La principale vulnérabilité réside dans le risque lié au phasage des projets. Si les gigaprojets financés par les États subissent des prolongations de calendrier, des réévaluations budgétaires ou un déploiement par étapes (comme cela a été récemment observé dans certaines sous-phases du projet « The Line »), la forte demande anticipée de ciment blanc pourrait être temporairement freinée. Ceci entraînerait rapidement une surcapacité de production nationale, contraignant les trois principaux producteurs à se livrer à une guerre des prix destructrice de leurs marges pour obtenir les contrats restants.
Par ailleurs, le marché du ciment blanc en Arabie saoudite demeure très vulnérable aux fluctuations des prix des intrants externes.

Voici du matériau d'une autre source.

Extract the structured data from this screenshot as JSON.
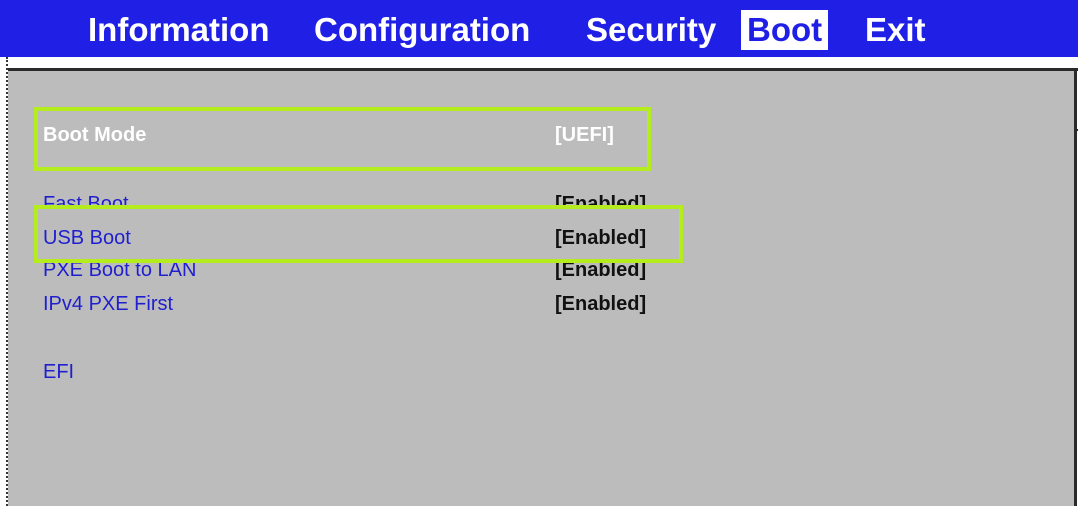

Toute suppression accélérée des dernières subventions publiques à l'énergie industrielle menace directement les marges bénéficiaires actuelles de 38 %, compte tenu des importants besoins en gaz naturel des fours. Enfin, un goulot d'étranglement opérationnel persistant se manifeste en aval par une pénurie de main-d'œuvre qualifiée. La pose haut de gamme de panneaux GRC à base de ciment blanc et de surfaces complexes en terrazzo exige une main-d'œuvre spécialisée et artisanale. Une pénurie d'installateurs hautement qualifiés importés peut freiner la consommation, immobilisant ainsi des millions de riyals de ciment blanc de qualité supérieure dans les silos.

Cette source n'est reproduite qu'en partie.